The feature has Ernie Chan and Vince Colletta art and all the visual failings such a pairing promises. But the story’s… oddly… good?
A Silver Age Batman villain—The Signalman—returns for a bunch of themed heists. What makes it interesting is how well Signalman does against Bats. Len Wein writes; Signalman has a lot of bravado speeches, which work. Batman has a lot of descriptive speeches, which do not. Though when Batman’s just got thought balloons, it’s a little better. Especially after Signalman gets the upper hand.
It might just be the Silver Age feel of the story. While Chan’s pencils are still bad, they’re not failing to realize some brooding, dark knight detective Batman; they’re failing to realize Batman stopping a panic at the ballpark. There’s no heavy lifting to the art.
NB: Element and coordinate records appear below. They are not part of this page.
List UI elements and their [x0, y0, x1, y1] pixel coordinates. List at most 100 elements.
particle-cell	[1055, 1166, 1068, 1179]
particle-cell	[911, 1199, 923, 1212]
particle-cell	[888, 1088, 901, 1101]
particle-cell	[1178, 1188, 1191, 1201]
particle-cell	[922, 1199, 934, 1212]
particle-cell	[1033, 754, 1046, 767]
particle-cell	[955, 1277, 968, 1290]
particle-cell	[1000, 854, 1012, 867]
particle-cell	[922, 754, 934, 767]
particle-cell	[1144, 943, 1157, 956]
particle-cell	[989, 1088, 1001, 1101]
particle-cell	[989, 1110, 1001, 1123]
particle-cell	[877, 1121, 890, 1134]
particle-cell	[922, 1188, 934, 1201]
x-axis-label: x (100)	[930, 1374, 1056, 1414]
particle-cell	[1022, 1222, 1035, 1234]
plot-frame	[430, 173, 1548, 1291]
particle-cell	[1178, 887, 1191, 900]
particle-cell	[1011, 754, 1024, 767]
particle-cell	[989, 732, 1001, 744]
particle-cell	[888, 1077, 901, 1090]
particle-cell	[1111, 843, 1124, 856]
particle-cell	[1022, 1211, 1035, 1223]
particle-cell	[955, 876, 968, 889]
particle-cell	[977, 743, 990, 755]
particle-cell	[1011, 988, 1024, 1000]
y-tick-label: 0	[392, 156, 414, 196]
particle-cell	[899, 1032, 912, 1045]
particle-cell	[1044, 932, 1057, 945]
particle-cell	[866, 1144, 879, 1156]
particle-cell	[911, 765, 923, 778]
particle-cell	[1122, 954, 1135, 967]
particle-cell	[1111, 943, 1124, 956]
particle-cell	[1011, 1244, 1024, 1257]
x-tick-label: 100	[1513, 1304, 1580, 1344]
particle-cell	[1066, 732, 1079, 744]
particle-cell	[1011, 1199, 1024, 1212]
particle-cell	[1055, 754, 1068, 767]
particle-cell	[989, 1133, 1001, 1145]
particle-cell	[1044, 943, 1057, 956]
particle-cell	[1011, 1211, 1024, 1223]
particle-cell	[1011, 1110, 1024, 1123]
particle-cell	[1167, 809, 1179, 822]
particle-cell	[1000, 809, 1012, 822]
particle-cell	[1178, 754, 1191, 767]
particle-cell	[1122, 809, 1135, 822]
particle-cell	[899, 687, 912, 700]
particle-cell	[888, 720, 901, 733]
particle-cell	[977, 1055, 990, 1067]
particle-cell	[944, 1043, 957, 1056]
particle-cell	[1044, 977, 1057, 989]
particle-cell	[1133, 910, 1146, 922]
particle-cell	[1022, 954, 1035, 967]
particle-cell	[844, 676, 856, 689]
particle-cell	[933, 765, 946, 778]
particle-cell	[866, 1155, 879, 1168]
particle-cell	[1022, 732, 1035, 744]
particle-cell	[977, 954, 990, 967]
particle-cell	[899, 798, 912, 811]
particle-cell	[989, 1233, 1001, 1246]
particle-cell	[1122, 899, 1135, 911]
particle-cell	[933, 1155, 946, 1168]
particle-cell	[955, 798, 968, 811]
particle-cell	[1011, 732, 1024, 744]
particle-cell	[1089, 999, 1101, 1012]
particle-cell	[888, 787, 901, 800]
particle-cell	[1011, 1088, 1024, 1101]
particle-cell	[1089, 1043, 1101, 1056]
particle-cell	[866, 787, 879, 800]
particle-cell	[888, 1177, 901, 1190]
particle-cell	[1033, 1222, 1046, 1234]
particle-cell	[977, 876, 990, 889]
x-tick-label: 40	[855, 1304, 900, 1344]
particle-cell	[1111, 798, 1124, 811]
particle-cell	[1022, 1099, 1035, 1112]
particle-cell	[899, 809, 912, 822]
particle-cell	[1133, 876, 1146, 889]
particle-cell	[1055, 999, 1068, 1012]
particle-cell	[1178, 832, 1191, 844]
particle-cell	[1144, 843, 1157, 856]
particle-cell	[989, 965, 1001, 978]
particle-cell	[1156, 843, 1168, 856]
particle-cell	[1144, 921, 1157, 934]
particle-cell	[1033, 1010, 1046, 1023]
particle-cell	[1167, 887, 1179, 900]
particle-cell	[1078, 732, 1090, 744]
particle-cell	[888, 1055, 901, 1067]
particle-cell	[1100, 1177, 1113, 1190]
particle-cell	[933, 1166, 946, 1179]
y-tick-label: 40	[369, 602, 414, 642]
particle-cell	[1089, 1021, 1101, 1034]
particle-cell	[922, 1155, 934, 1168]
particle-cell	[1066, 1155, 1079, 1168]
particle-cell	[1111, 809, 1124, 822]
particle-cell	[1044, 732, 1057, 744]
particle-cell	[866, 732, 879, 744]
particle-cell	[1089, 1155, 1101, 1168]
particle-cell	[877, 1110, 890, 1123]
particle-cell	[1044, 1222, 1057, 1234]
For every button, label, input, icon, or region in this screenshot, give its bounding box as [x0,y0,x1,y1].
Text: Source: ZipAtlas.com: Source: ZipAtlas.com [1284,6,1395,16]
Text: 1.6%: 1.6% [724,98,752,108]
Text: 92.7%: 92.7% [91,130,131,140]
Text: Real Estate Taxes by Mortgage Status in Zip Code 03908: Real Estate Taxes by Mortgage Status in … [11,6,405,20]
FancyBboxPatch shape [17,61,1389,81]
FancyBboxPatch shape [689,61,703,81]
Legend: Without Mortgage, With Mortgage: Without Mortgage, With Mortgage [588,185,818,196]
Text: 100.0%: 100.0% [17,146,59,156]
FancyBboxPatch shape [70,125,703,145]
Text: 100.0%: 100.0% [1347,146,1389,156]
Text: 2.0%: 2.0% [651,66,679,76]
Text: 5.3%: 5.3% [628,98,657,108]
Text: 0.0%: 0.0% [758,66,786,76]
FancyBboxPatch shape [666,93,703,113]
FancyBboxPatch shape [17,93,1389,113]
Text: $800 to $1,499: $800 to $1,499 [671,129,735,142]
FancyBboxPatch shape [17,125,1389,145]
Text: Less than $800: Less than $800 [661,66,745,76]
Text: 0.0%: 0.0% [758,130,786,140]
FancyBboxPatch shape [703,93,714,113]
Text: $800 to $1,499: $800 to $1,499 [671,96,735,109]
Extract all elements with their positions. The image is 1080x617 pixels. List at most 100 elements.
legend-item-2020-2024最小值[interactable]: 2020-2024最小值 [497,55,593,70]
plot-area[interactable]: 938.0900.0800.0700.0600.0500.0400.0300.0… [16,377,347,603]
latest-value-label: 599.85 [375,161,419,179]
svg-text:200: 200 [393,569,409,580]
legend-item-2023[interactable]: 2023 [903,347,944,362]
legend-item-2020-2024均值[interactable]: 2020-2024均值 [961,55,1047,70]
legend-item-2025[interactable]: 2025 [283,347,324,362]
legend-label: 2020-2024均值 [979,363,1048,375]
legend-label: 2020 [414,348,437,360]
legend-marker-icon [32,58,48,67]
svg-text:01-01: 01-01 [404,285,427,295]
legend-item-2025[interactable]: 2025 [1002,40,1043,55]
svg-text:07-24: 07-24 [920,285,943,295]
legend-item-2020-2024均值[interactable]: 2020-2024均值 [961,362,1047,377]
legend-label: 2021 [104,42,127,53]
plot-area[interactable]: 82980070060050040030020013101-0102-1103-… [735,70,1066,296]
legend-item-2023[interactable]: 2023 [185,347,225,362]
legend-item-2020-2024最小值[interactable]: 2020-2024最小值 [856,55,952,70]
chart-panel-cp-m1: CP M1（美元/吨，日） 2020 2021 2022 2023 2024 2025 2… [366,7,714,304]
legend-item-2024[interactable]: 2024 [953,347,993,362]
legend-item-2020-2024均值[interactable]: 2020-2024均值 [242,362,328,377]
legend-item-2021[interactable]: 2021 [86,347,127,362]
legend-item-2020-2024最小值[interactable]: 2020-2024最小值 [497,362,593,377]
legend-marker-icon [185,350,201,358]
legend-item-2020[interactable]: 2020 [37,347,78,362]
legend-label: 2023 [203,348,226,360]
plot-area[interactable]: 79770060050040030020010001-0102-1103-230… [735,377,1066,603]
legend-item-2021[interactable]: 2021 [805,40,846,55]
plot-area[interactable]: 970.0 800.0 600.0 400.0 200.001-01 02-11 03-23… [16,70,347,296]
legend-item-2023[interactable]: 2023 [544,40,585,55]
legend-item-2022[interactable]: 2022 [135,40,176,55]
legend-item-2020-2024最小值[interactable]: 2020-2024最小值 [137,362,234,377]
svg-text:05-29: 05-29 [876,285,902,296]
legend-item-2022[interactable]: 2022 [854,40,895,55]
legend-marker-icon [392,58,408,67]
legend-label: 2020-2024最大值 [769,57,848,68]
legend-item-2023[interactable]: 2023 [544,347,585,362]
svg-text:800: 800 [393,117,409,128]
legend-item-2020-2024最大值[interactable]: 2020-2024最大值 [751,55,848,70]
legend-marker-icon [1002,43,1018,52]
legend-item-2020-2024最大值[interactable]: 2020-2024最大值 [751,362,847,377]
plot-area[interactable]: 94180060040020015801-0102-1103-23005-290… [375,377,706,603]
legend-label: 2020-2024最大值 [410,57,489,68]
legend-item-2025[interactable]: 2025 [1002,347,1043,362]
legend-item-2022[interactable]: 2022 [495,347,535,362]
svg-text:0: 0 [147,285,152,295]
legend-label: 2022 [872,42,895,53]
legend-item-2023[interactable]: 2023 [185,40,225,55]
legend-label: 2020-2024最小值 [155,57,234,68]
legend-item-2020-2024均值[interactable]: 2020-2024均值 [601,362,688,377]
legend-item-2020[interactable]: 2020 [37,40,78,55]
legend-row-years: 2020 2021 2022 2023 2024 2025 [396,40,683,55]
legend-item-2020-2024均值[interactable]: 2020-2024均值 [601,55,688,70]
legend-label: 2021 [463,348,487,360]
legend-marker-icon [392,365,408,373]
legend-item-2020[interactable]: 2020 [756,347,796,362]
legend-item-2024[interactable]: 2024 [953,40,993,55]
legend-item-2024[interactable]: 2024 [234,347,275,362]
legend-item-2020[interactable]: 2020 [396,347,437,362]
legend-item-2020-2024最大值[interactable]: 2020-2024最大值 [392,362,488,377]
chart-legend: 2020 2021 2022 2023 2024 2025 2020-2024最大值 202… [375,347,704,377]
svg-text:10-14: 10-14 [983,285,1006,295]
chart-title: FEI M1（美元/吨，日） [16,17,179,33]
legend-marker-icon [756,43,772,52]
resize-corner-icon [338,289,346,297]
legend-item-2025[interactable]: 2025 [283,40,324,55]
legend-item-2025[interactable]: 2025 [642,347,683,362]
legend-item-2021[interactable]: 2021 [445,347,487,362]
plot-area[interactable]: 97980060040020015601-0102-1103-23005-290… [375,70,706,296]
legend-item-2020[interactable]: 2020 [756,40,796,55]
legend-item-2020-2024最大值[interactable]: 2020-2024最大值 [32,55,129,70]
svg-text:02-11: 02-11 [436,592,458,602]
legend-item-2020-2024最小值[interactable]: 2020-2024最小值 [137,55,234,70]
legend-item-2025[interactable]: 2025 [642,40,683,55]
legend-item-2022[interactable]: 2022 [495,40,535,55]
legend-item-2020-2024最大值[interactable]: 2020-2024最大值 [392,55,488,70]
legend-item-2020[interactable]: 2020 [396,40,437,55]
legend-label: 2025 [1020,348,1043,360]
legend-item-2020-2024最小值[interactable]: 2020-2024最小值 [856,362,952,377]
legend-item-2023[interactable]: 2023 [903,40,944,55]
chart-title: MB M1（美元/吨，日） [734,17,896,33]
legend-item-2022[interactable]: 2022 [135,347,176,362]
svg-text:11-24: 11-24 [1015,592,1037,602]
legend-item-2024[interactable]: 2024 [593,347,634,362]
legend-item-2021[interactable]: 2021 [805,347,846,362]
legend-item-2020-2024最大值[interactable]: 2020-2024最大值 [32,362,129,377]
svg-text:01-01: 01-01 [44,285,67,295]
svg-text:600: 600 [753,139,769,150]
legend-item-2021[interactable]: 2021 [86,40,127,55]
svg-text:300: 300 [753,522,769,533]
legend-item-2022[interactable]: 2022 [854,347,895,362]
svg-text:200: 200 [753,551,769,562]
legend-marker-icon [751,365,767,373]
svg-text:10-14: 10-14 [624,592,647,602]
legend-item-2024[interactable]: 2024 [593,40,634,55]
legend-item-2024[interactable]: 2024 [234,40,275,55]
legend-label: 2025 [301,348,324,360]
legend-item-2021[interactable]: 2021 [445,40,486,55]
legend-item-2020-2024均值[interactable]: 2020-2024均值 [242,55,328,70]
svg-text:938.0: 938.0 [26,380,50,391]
And Signalman’s outfit is ridiculous, so having a better artist on it wouldn’t do any good. The resolution’s disappointing, but it’s an entertaining enough read on the way there. Signalman’s just a colorful villain. He talks a decent amount of good smack.
It’s a totally fine feature against some considerable odds.
The backup’s more of the Calculator series from writer Bob Rozakis. This time he’s got Green Arrow fighting the Calculator, with Elongated Man along as cloying sidekick, and Marshall Rogers and Terry Austin on the art.
I was expecting quite a bit more from Rogers and Austin, but it’s either just okay, visually confusing, or downright bad. Not like, Chan and Colletta bad, but “someone else drew these faces on these heads, and you can tell” bad. The visually confusing parts come with the Calculator’s attack on Green Arrow (also at a ballpark, which they mention in the feature); Calculator is shooting baseball bats out of his head at Green Arrow, who’s breaking those baseball bats with baseball bats.
Rogers does a lousy job staging the superhero action. Though Rozakis’s script doesn’t explain Calculator’s plan at all, just having a plan. It’s bewildering, tiring, and disappointing. The only reason I was reading Detective this early was for Rogers’s backup; I wanted to get the whole story. Silly me.
I probably would’ve bet cash money against ever saying I liked an Ernie Chan and Vince Colletta story than a Marshall Rogers and Terry Austin, but here we are. The only star, obviously, is Wein. He knows how to write that Signalman story and does it well.